One of the nice things about the Windows Server Manager is that Microsoft has chosen to integrate the Best Practices Analyzer. The Best Practices Analyzer is a tool that is designed to scan a Windows server and check to see if the server is configured according to Microsoft's best practices. While this sounds simple enough, the scan results might not always be what you would expect. As such, I wanted to take the opportunity to offer a few tips for interpreting the scan results.

You can access the Best Practices Analyzer by opening Server Manager and clicking on one of the containers within the console tree. The Best Practices Analyzer exists within the Local Server and All Servers containers, as well as any role specific containers.

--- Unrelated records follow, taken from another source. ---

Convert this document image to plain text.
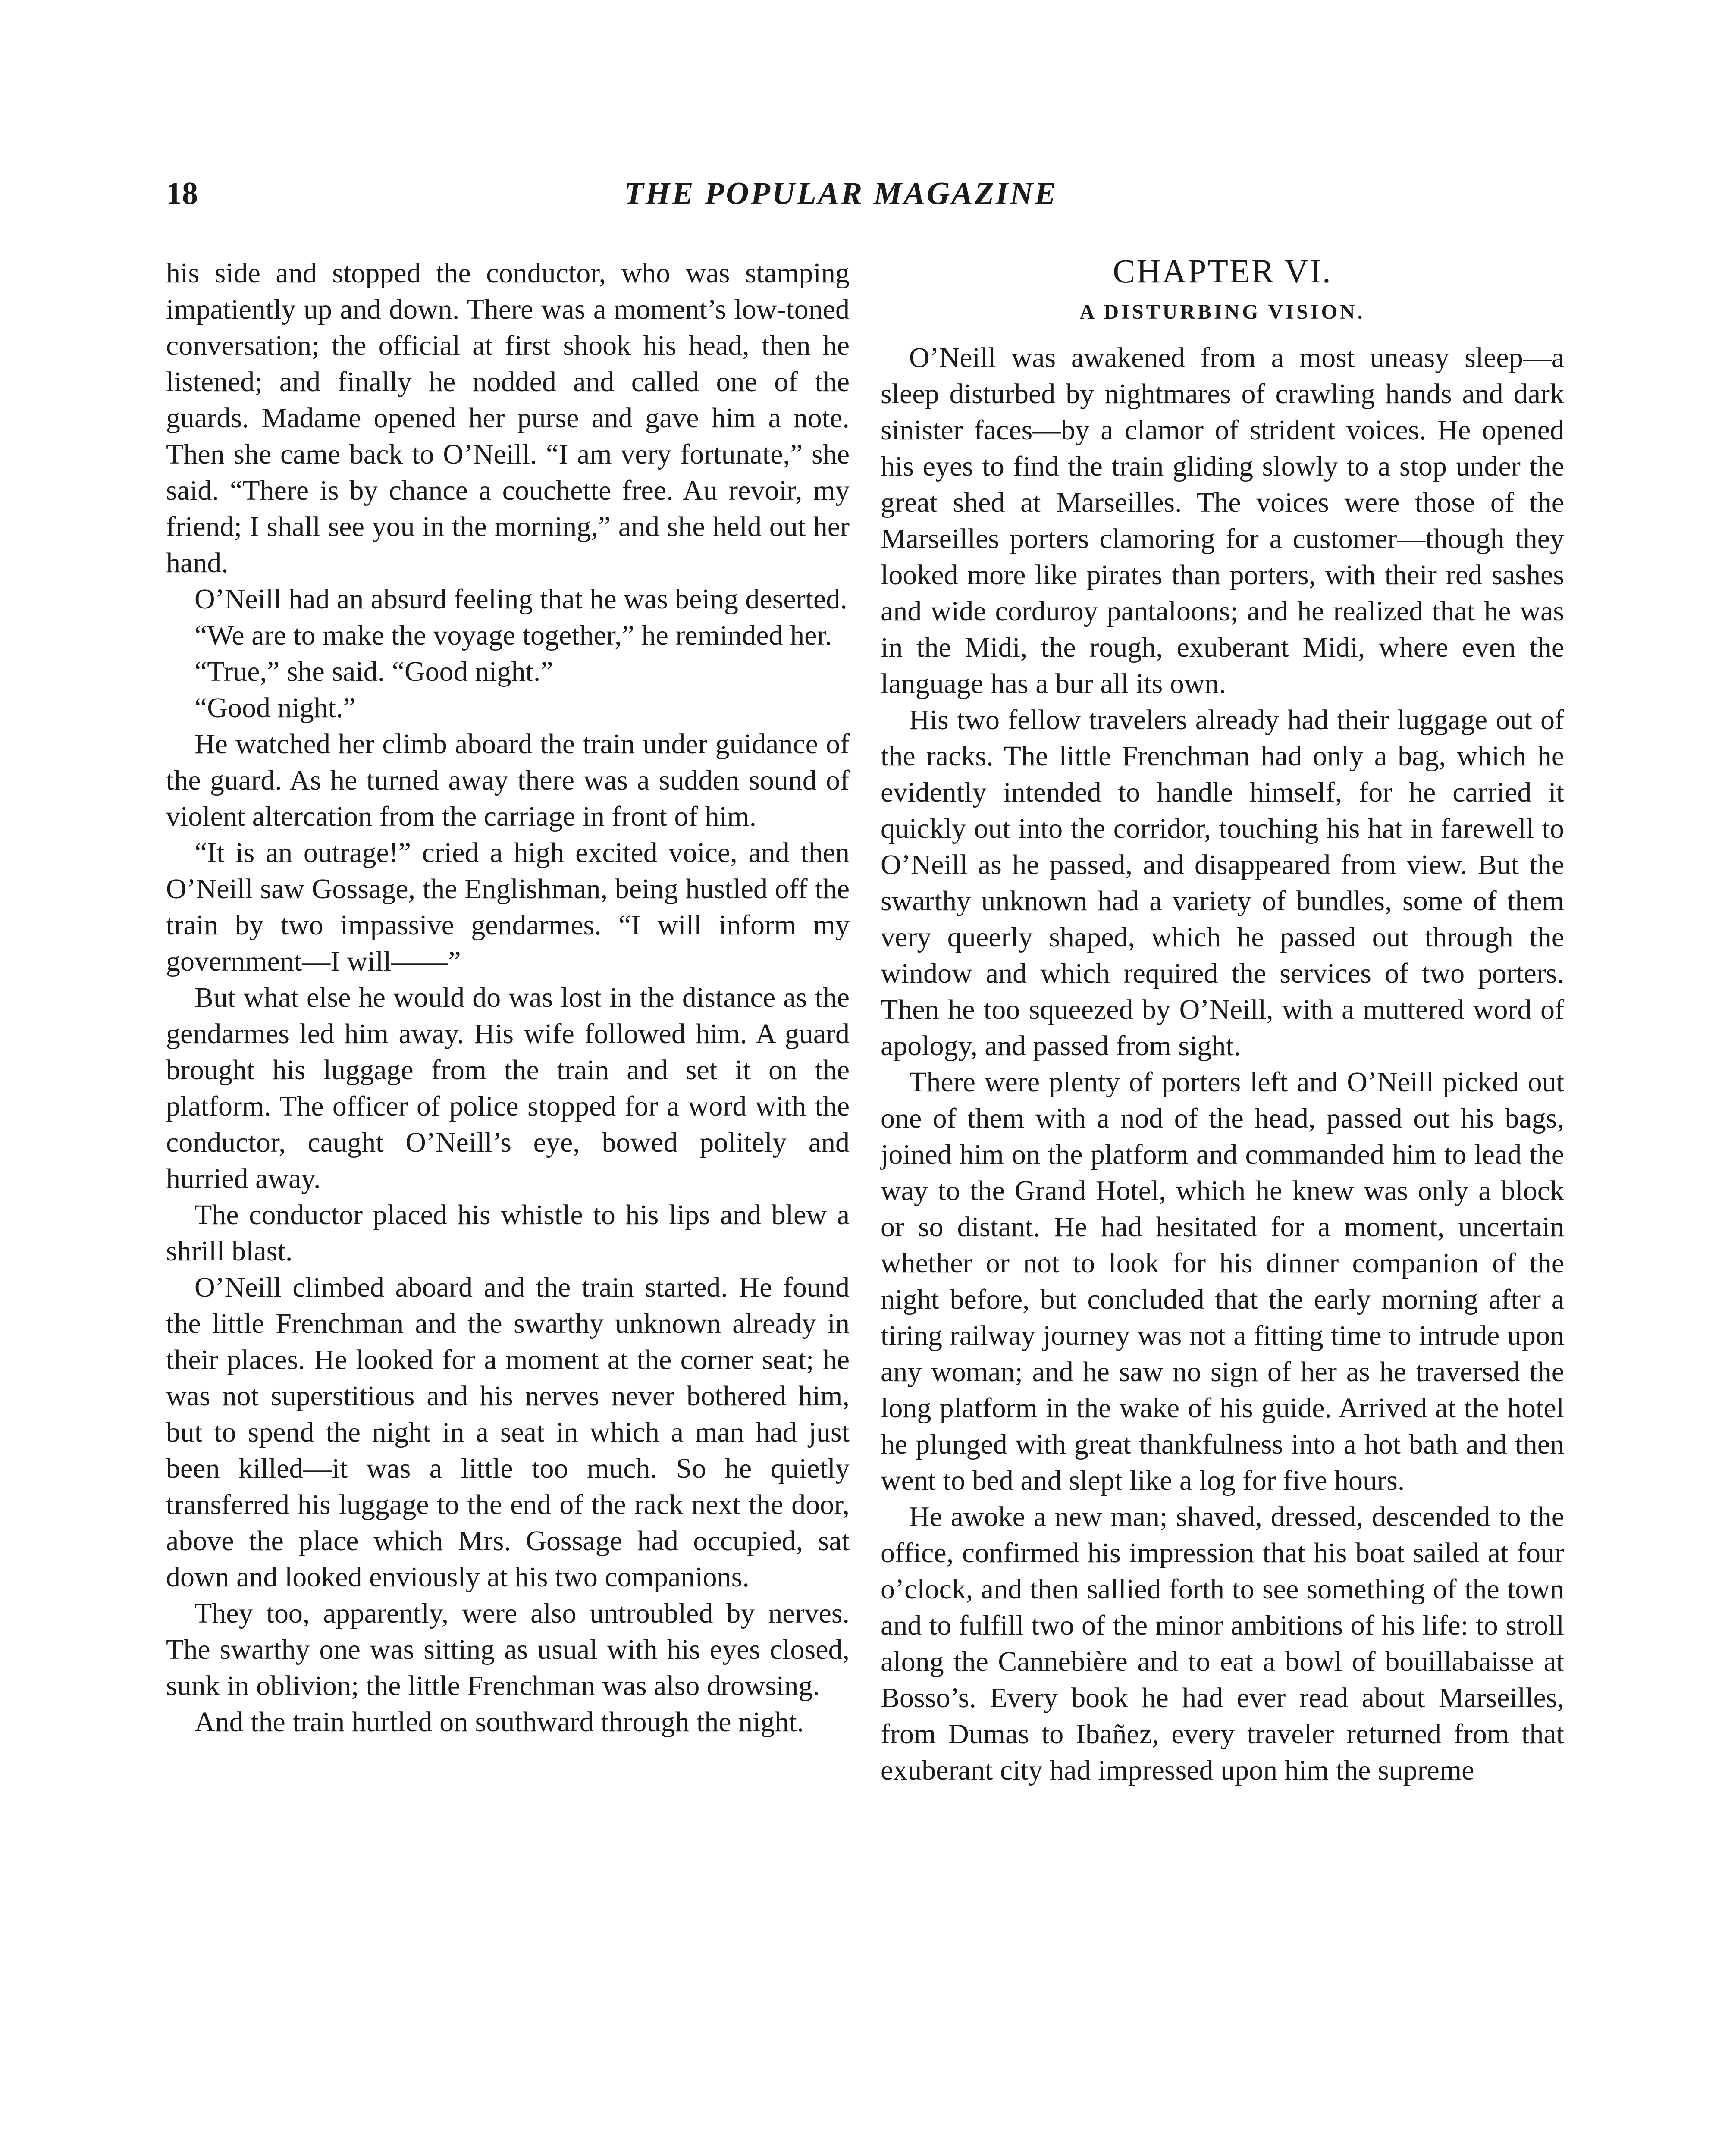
18	THE POPULAR MAGAZINE

his side and stopped the conductor, who was stamping impatiently up and down. There was a moment’s low-toned conversation; the official at first shook his head, then he listened; and finally he nodded and called one of the guards. Madame opened her purse and gave him a note. Then she came back to O’Neill. “I am very fortunate,” she said. “There is by chance a couchette free. Au revoir, my friend; I shall see you in the morning,” and she held out her hand.

O’Neill had an absurd feeling that he was being deserted.

“We are to make the voyage together,” he reminded her.

“True,” she said. “Good night.”

“Good night.”

He watched her climb aboard the train under guidance of the guard. As he turned away there was a sudden sound of violent altercation from the carriage in front of him.

“It is an outrage!” cried a high excited voice, and then O’Neill saw Gossage, the Englishman, being hustled off the train by two impassive gendarmes. “I will inform my government—I will——”

But what else he would do was lost in the distance as the gendarmes led him away. His wife followed him. A guard brought his luggage from the train and set it on the platform. The officer of police stopped for a word with the conductor, caught O’Neill’s eye, bowed politely and hurried away.

The conductor placed his whistle to his lips and blew a shrill blast.

O’Neill climbed aboard and the train started. He found the little Frenchman and the swarthy unknown already in their places. He looked for a moment at the corner seat; he was not superstitious and his nerves never bothered him, but to spend the night in a seat in which a man had just been killed—it was a little too much. So he quietly transferred his luggage to the end of the rack next the door, above the place which Mrs. Gossage had occupied, sat down and looked enviously at his two companions.

They too, apparently, were also untroubled by nerves. The swarthy one was sitting as usual with his eyes closed, sunk in oblivion; the little Frenchman was also drowsing.

And the train hurtled on southward through the night.

CHAPTER VI.
A DISTURBING VISION.

O’Neill was awakened from a most uneasy sleep—a sleep disturbed by nightmares of crawling hands and dark sinister faces—by a clamor of strident voices. He opened his eyes to find the train gliding slowly to a stop under the great shed at Marseilles. The voices were those of the Marseilles porters clamoring for a customer—though they looked more like pirates than porters, with their red sashes and wide corduroy pantaloons; and he realized that he was in the Midi, the rough, exuberant Midi, where even the language has a bur all its own.

His two fellow travelers already had their luggage out of the racks. The little Frenchman had only a bag, which he evidently intended to handle himself, for he carried it quickly out into the corridor, touching his hat in farewell to O’Neill as he passed, and disappeared from view. But the swarthy unknown had a variety of bundles, some of them very queerly shaped, which he passed out through the window and which required the services of two porters. Then he too squeezed by O’Neill, with a muttered word of apology, and passed from sight.

There were plenty of porters left and O’Neill picked out one of them with a nod of the head, passed out his bags, joined him on the platform and commanded him to lead the way to the Grand Hotel, which he knew was only a block or so distant. He had hesitated for a moment, uncertain whether or not to look for his dinner companion of the night before, but concluded that the early morning after a tiring railway journey was not a fitting time to intrude upon any woman; and he saw no sign of her as he traversed the long platform in the wake of his guide. Arrived at the hotel he plunged with great thankfulness into a hot bath and then went to bed and slept like a log for five hours.

He awoke a new man; shaved, dressed, descended to the office, confirmed his impression that his boat sailed at four o’clock, and then sallied forth to see something of the town and to fulfill two of the minor ambitions of his life: to stroll along the Cannebière and to eat a bowl of bouillabaisse at Bosso’s. Every book he had ever read about Marseilles, from Dumas to Ibañez, every traveler returned from that exuberant city had impressed upon him the supreme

The Best Practices Analyzer does not initially contain any data. To check the server, you must scroll to the Best Practices Analyzer section and then choose the Start BPA Scan option from the Tasks drop down menu. It is worth noting that it is a good idea to scan your servers on a periodic basis, because Microsoft sometimes revises their established best practices, and updates the Best Practices Analyzer accordingly.

After a scan completes, the scan results are displayed within the Server Manager's Best Practices Analyzer section, which you can see in Figure 1.

[Click on image for larger view.] Figure 1. These are the results of a recent Best Practices Analyzer scan.

The key to using the Best Practices Analyzer effectively is to know how to interpret the scan results. Some scan results are critically important to pay attention to, while others can be safely ignored. So with that said, let's take a look at the results of my scan.

As you look at Figure 1, you will notice that there are four events that are being displayed. Each event is assigned a severity status. The severity can be Error, Warning or Information. An error usually indicates a condition that should be corrected. A warning message often indicates a condition that should be examined, but that might not necessarily be problematic, and Information is just a status message. Even so, not every error or warning represents a real problem.

So let's take a closer look at my scan results. The first result is an error indicating that my server should be using error correcting memory. If this were a production server, then it would probably be a good idea to replace the server's memory, because error correcting memory can make a server more reliable. In this case however, this is a lab server, so I'm not worried about the memory. In case you are wondering, this particular machine has never experienced any memory related issues that I am aware of.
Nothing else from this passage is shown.